The 2019 Memorandum directs agencies to expand peer review processes, to increase public access to data, to ensure reproducibility of analyses and to make the request for correction process more responsive. The majority of the changes apply to “influential information,” which the 2002 Guidelines define as information that could have a substantial impact on important public policy or private-sector decisions. Agencies retain discretion to designate which information is influential without review by OMB.
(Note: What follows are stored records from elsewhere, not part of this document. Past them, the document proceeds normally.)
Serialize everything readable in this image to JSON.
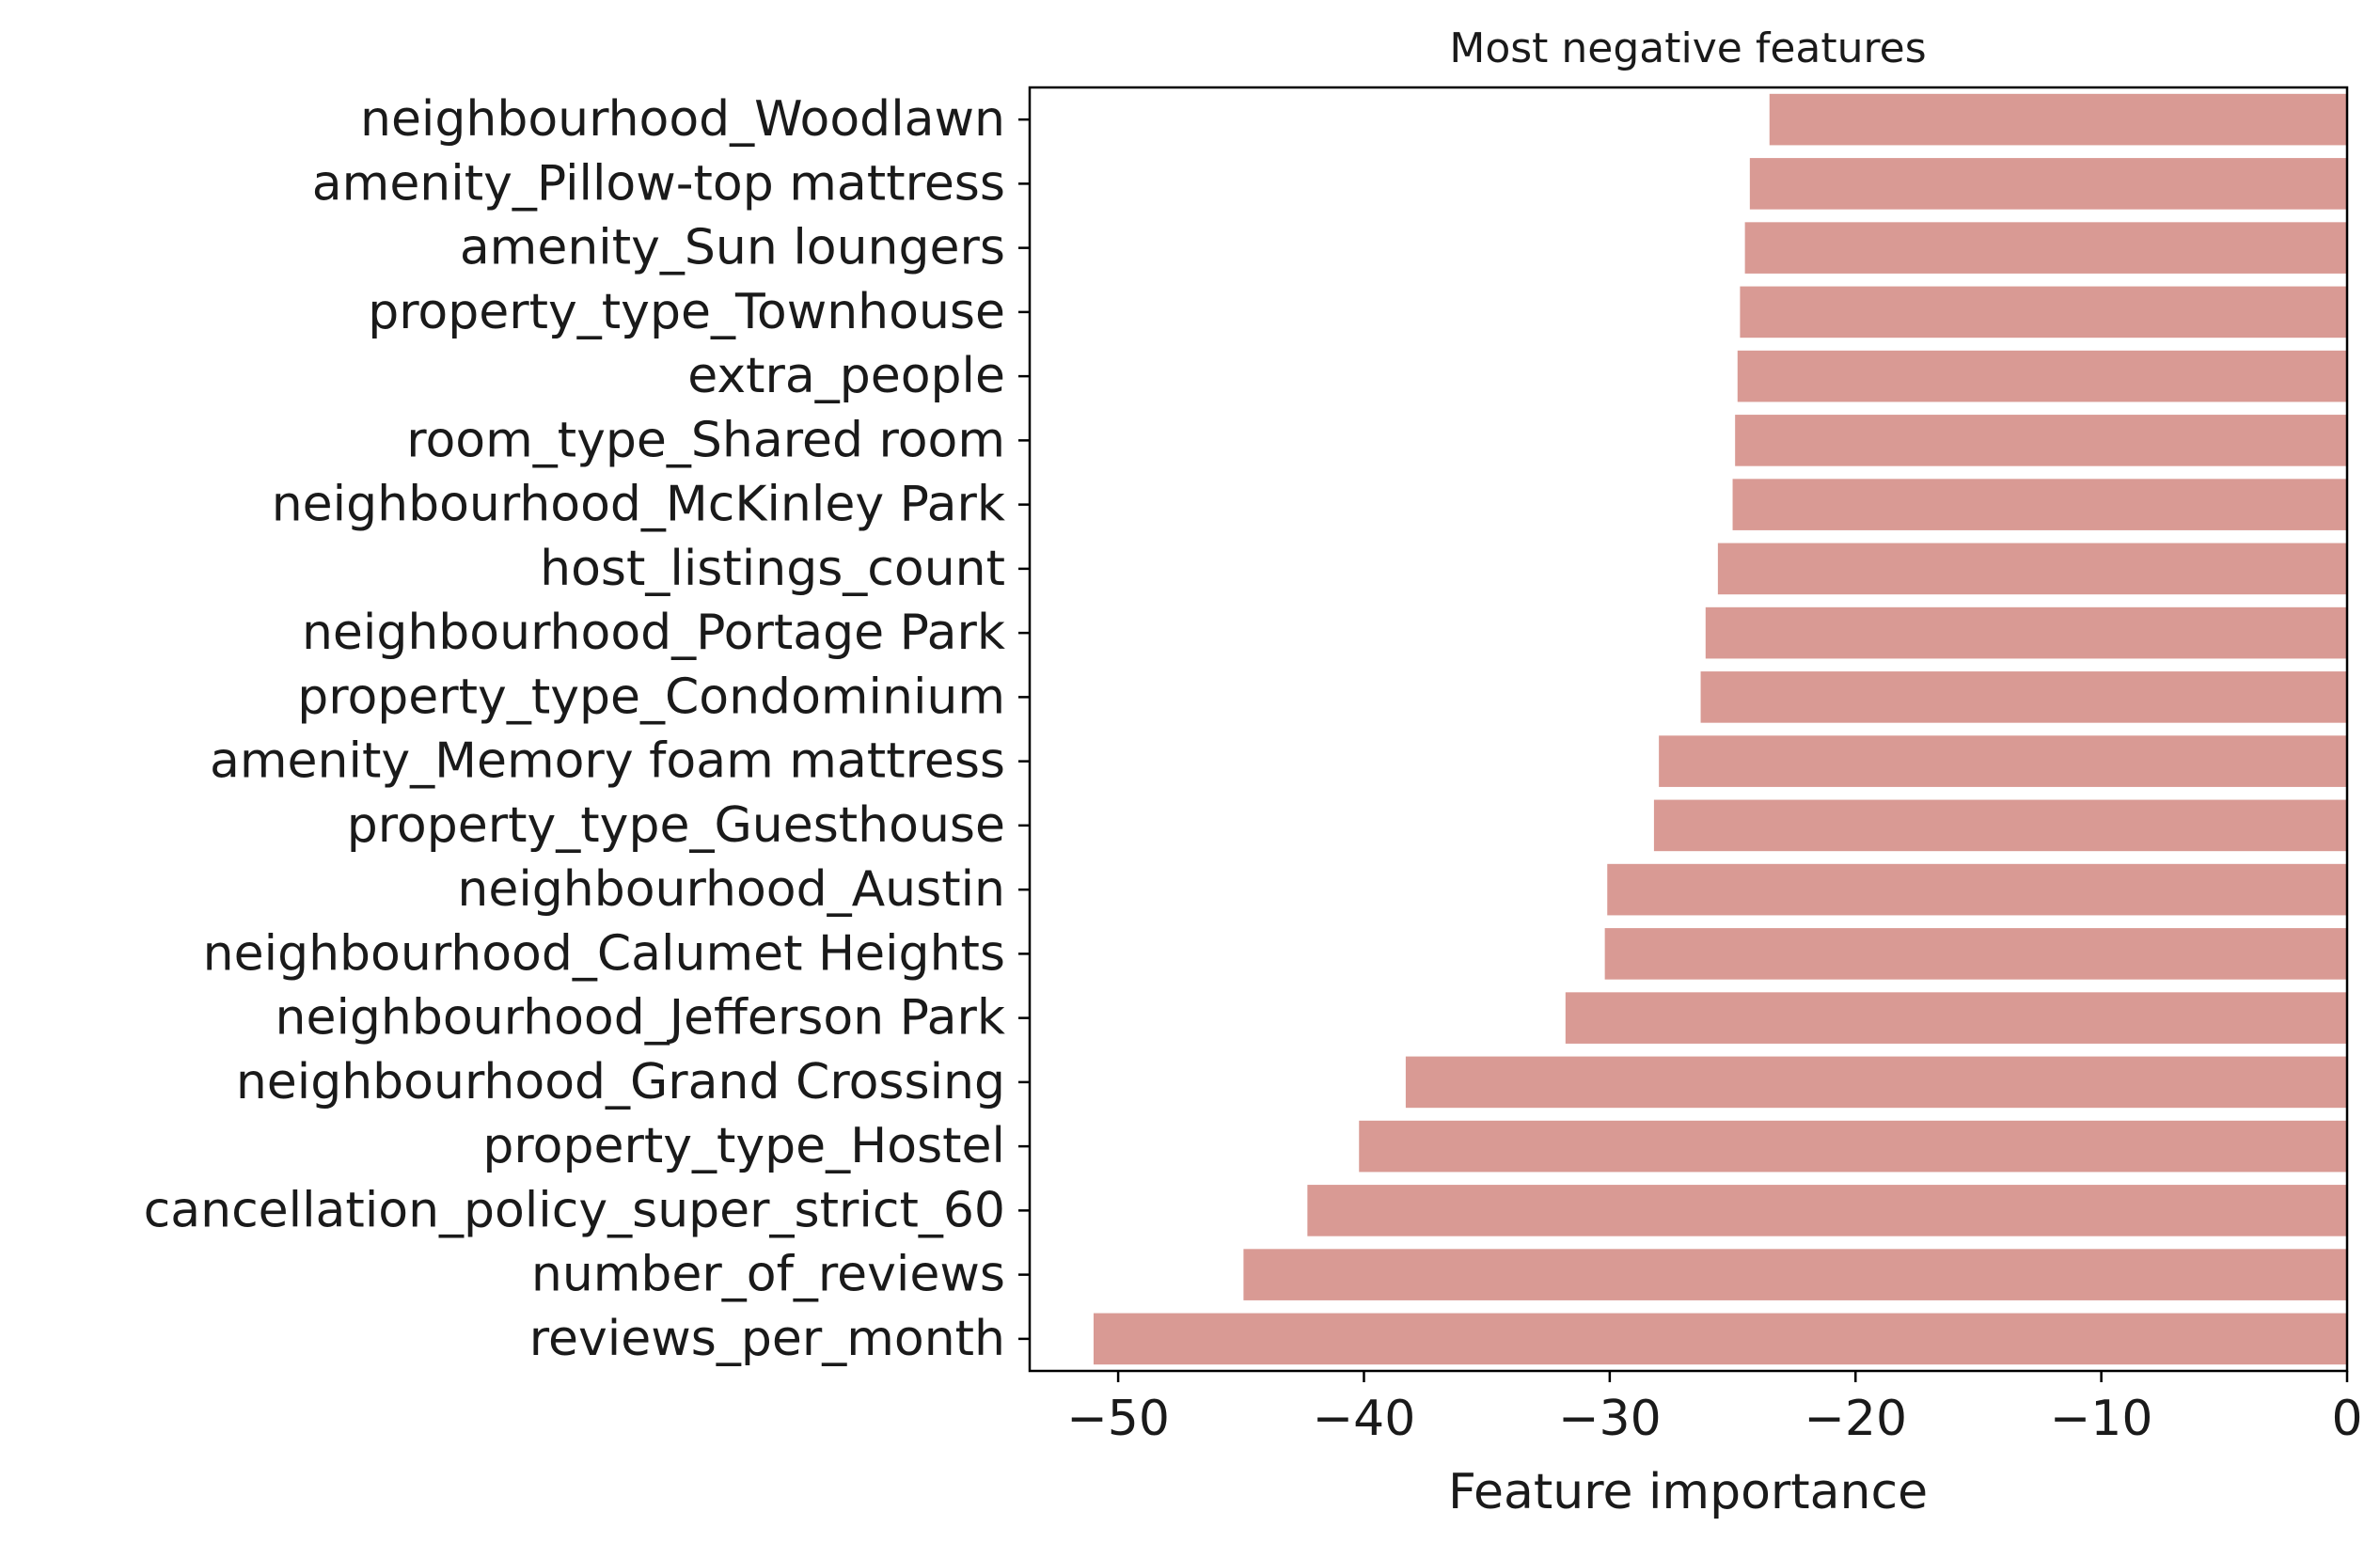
{
  "chart_data": {
    "type": "bar",
    "orientation": "horizontal",
    "title": "Most negative features",
    "xlabel": "Feature importance",
    "ylabel": "",
    "categories": [
      "neighbourhood_Woodlawn",
      "amenity_Pillow-top mattress",
      "amenity_Sun loungers",
      "property_type_Townhouse",
      "extra_people",
      "room_type_Shared room",
      "neighbourhood_McKinley Park",
      "host_listings_count",
      "neighbourhood_Portage Park",
      "property_type_Condominium",
      "amenity_Memory foam mattress",
      "property_type_Guesthouse",
      "neighbourhood_Austin",
      "neighbourhood_Calumet Heights",
      "neighbourhood_Jefferson Park",
      "neighbourhood_Grand Crossing",
      "property_type_Hostel",
      "cancellation_policy_super_strict_60",
      "number_of_reviews",
      "reviews_per_month"
    ],
    "values": [
      -23.5,
      -24.3,
      -24.5,
      -24.7,
      -24.8,
      -24.9,
      -25.0,
      -25.6,
      -26.1,
      -26.3,
      -28.0,
      -28.2,
      -30.1,
      -30.2,
      -31.8,
      -38.3,
      -40.2,
      -42.3,
      -44.9,
      -51.0
    ],
    "xlim": [
      -53.6,
      0
    ],
    "xticks": [
      -50,
      -40,
      -30,
      -20,
      -10,
      0
    ],
    "xtick_labels": [
      "−50",
      "−40",
      "−30",
      "−20",
      "−10",
      "0"
    ],
    "grid": false,
    "bar_color": "#d99a94",
    "axis_color": "#000000"
  }
}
  • In the environmental context, “influential information” could include analyses supporting Clean Air Act standards for certain pollutants, chemical risk assessments or other rules or policy documents related to substances or pollutants of high public concern. 
  • In the FDA setting, agency guidance has defined “influential information” as “disseminated information that results from or is used in support of agency actions that are expected to have an annual effect on the economy of $100 million or more or will adversely affect in a material way the economy, a sector of the economy, productivity, competition, jobs, the environment, public health or safety, or State, local or tribal governments or communities.” FDA has explained that because this definition pertains to the information rather than to the action the information may support, even where an FDA action is itself very important, individual pieces of information supporting it may or may not be considered “influential.” FDA has cited the information disseminated with respect to quality mammography standards and to hazard analysis and critical control point procedures for the safe and sanitary processing and importing of juice as two examples of influential information. 
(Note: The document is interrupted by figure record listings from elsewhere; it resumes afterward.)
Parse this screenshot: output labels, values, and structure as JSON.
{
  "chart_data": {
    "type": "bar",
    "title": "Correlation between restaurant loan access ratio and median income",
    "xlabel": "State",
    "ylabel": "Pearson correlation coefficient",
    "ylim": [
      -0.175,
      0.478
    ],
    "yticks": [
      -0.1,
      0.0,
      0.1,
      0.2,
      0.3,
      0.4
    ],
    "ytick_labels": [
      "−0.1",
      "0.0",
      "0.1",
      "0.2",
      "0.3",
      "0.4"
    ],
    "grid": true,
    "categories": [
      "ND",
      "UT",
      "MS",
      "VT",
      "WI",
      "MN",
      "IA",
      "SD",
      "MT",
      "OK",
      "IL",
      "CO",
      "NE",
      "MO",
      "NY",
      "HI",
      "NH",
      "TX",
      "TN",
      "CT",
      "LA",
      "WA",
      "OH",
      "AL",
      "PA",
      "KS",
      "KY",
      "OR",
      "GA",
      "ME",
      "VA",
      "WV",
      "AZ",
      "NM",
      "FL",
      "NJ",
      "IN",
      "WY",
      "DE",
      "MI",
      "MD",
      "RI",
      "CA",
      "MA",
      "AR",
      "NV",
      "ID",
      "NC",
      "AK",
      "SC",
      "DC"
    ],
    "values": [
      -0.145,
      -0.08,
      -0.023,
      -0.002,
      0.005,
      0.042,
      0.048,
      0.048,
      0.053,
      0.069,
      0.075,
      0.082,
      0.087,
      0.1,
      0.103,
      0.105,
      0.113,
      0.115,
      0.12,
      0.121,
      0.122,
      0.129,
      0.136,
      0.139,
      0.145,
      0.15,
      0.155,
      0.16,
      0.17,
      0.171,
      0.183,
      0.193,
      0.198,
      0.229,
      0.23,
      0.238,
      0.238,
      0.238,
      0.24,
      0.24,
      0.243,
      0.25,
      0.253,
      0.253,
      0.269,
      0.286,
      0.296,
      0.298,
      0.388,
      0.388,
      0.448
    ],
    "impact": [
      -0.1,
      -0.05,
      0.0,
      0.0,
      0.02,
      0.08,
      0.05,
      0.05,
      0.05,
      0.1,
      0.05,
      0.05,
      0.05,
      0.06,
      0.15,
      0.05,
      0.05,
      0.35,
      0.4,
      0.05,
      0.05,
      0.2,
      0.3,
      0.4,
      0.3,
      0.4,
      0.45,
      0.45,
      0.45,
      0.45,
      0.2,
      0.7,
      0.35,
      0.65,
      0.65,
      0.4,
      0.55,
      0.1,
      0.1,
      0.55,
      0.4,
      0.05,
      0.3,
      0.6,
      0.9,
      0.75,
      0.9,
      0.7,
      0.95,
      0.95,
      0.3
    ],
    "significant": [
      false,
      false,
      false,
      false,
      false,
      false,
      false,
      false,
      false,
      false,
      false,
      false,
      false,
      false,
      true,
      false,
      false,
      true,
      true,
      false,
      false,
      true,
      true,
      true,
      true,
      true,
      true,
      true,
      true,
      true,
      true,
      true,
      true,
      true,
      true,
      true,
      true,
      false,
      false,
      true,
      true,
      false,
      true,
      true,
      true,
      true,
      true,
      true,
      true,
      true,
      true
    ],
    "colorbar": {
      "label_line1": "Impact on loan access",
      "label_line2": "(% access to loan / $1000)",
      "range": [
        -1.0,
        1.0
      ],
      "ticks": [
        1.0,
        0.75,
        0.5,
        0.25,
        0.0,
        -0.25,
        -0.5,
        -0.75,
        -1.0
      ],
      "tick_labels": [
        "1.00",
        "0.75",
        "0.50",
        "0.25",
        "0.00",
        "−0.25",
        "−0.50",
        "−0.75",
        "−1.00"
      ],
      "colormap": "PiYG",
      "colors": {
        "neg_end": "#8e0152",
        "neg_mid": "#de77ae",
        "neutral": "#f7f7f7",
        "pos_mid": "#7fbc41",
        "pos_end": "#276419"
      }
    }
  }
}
Key aspects of the recent Memorandum:

  •  Increased access to data. The 2002 Guidelines require that influential analyses must be disseminated with sufficient details to allow third-party reproduction with specific details on the uses and limitations of data sets. The Memorandum now directs agencies to provide wider access to data, models and analyses used for influential information, as well as any specialized computer code used, if consistent with applicable law and policy. Additionally, agencies should provide the underlying assumptions, uncertainties and probabilities associated with influential information. This may mean that parties interested in rulemaking may have even greater access to data sets used by agencies and their contractors in those proceedings.
  • Expanded peer review processes. The Memorandum instructs agencies to ensure compliance with the OMB’s Final Information Quality Bulletin for Peer Review, issued in 2004. Compliance with the bulletin was already required under the Information Quality Act, but OMB suggests in the Memorandum that “only some agencies have robust peer review mechanisms.” Agencies have existing obligations to conduct peer review of influential scientific information and send annual reports of completed peer reviews to OMB. The Memorandum instructs agencies to increase reviewers’ focus on objectivity of data and requires a second round of peer review if there are substantial changes based on the first. These requirements could make rulemakings more time-intensive where influential information is involved.
  • Requests for correction. The Memorandum seeks to limit agencies to 120 days to respond to requests for correction from the public that challenge whether the agency has complied with applicable guidelines for disseminating information. It also includes a provision for peer review and OMB review of responses to requests for correction as well as a general prohibition of the same agency staff responding to the request for corrections as worked on the subject of the request. Parties interested in rulemaking may find that this increases agency responsiveness when challenging whether data or analyses conform to applicable guidelines.

In sum, OMB’s new Memorandum may facilitate third-party review of data and analyses when preparing comments on proposed regulations or risk assessments. Private parties interested in pending agency decisions should take note of the rules that apply to data and analyses used by agencies in those proceedings and be prepared to file requests for correction when necessary. These new peer review and request for correction requirements may lengthen certain rulemaking or other proceedings but also provide more opportunities to ensure that agency actions are based on appropriate information.